Need to restrict China-N. Korea trade for meaningful sanctions against the North

Posted September. 19, 2016 07:15,   

Updated September. 19, 2016 07:45


About 400 trucks loaded with agricultural equipment and cements pass the Dandong Customs Office, the largest gateway to the China-North Korea trade, to enter the North each day. Traders in this region, which accounts for 70 percent of the trade between the two countries, said, “This year has more trade volume than last year. There is no impact from the nuclear test.” Similar situations are taking place in the Hunchun Customs Office, whose area accounts for 30 percent of the trade. It has been said that over 100 trucks and tour buses were waiting in line to enter the North to celebrate the Chuseok holiday. It seems that the Resolution 2270, which was issued by the UN Security Council in March after the fourth nuclear test of the North and dubbed as the toughest measure in the history of the council, does not take effect at all.

After North Korea’s fifth nuclear test on Sept. 9, the Security Council issued a media statement criticizing the North on that day, which was an unusual move, and the U.S. and China actively started talks to pass a new resolution to impose sanctions on the North. A new resolution must not include humanitarian exemptions that are allowed before to sustain the people’s life in North Korea such as travel to foreign countries to work overseas, and exports of coal, steel, and other minerals. Also, the inspections of ships, aircrafts, travel ban, embargo, freeze of financial assets overseas, and other measures of the resolution 2270 should be further strengthened. To implement the resolution, support of China is a requirement as the nation is the key to impose sanctions against the North. Otherwise, the new resolution would follow the trace of the resolution 2270, which was effective in April and May, but ended in unfortunate results.

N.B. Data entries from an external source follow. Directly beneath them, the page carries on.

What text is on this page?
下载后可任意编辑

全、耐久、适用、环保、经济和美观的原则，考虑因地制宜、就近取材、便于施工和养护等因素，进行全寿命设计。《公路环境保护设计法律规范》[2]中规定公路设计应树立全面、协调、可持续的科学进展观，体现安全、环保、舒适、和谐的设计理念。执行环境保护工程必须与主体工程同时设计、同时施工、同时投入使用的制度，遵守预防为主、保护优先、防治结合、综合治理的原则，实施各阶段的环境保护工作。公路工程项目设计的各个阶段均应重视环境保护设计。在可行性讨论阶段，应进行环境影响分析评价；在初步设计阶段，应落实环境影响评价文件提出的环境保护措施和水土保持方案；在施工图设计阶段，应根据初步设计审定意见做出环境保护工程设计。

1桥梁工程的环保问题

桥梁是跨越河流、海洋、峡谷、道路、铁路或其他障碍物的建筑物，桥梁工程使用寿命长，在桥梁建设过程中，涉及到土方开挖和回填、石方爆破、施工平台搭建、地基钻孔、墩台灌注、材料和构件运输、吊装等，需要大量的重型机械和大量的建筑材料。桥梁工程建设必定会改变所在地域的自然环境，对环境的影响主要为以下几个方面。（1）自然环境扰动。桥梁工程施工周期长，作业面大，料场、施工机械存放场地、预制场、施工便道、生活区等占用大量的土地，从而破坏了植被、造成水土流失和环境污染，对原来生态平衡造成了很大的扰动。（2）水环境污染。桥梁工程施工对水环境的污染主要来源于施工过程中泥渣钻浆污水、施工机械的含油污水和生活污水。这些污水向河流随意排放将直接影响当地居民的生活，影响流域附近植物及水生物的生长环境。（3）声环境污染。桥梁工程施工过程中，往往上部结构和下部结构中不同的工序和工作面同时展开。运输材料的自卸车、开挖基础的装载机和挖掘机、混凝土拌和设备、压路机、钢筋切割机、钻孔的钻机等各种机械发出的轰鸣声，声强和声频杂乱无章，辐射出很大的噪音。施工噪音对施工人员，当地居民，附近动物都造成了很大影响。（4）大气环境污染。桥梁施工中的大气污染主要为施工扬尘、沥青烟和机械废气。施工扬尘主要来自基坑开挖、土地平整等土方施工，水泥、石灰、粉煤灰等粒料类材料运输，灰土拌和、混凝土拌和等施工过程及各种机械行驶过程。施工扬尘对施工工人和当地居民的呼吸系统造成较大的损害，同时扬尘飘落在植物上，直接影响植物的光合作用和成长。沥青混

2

South Korean Foreign Minister Yun Byung-se departed South Korea Friday in order to attend the General Assembly of the United Nations in the U.S. The minister will have bilateral talks with the counterparts of the U.S. and Japan to work together to impose sanctions against the North. He must put every diplomatic effort to persuade China to take secondary sanctions (boycotts) via the U.S. If the U.S. imposes sanctions against Chinese companies who are trading with the North, the effect of sanctions on the North would be all the more increased, comparing to previous ones. In the past, the U.S. imposed sanctions against the Bank of Kunlun to apply sanctions on Iran. The approach was proved to be effective as other Chinese banks that Iran used for money transfer followed the suit.

It took 57 days to pass the resolution 2270 after the fourth nuclear test of North Korea as Russia put on the brakes by demanding that the resolution should allow the export of foreign produced coal and other materials through the Rajin port. No one knows what kind of variables may occur during the process of preparing and passing the resolution this time. It is also important to prevent Russia from going astray while making efforts to push China to actively engage in activities to impose sanctions against the North by working with the U.S.